Lucinda Williams - Blessed
Lost Highway/Mercury
A shame the mainstream mostly knows Lucinda Williams via 1998's Grammy-winning Car Wheels on a Gravel Road, if they know her at all, because her tenth studio release, co-produced by Don Was, is yet another in a decade-plus chain of equally great Americana albums.
Kicking off with the pop-bluesy 'n' boozy "Buttercup," a classic Williams kiss-off, this one to a junkie ex-lover ("You've already sucked me dry," she slurs in her trademarked Olive-Oyl-as-sex-kitten voice), the LP then changes musical direction to a more downbeat, folksier mode.
Only "Seeing Black" — about her friend Vic Chesnutt's tragic Christmas Day suicide ("Was it too much good you felt you lacked?/ Was it too much weight riding on your back?/ When did you start seeing black?") and featuring a devastating Neil Young-like guitar solo from Elvis Costello — reaches the level of raucousness. But downbeat doesn't mean without hooks, as the lovely Appalachian-esque "Ugly Truth" shows.

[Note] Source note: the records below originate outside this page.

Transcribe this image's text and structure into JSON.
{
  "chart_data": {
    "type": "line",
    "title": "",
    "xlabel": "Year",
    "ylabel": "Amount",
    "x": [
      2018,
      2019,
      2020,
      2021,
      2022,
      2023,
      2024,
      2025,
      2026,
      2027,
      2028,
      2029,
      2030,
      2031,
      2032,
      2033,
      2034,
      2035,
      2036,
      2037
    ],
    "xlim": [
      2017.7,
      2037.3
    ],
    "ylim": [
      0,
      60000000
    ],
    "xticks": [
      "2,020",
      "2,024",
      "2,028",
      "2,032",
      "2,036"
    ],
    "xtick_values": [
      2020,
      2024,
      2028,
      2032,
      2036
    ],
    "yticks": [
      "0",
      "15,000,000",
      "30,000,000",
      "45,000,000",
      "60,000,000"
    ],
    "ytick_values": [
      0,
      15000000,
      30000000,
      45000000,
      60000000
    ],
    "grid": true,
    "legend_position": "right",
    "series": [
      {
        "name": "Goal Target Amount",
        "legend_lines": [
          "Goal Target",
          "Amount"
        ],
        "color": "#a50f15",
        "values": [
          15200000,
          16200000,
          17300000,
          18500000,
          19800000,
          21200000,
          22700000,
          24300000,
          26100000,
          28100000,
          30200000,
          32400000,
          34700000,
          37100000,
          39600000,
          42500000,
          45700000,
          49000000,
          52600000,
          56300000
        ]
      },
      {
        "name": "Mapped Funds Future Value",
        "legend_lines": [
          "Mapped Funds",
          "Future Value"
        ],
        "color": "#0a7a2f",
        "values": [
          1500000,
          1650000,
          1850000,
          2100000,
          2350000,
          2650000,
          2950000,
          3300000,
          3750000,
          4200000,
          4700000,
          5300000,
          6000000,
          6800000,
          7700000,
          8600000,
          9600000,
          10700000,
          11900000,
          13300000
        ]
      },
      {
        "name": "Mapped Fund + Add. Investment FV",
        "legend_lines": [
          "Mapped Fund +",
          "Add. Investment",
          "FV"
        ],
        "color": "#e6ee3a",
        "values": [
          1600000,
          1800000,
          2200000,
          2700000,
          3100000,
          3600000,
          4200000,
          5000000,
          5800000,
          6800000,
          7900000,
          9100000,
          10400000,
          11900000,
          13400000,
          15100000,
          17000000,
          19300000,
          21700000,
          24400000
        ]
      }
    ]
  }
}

As a songwriter, Williams is romantically content these days — so her material now focuses on sources outside herself, including the death of longtime manager ("Copenhagen," eerily reminiscent of Bowie's "Sweet Thing"), families split by war ("Soldiers Song"), or simply offering up a spiritual salve for the frequent misery of existence ("You weren't born to suffer/ You were born to be loved"). Beautiful stuff.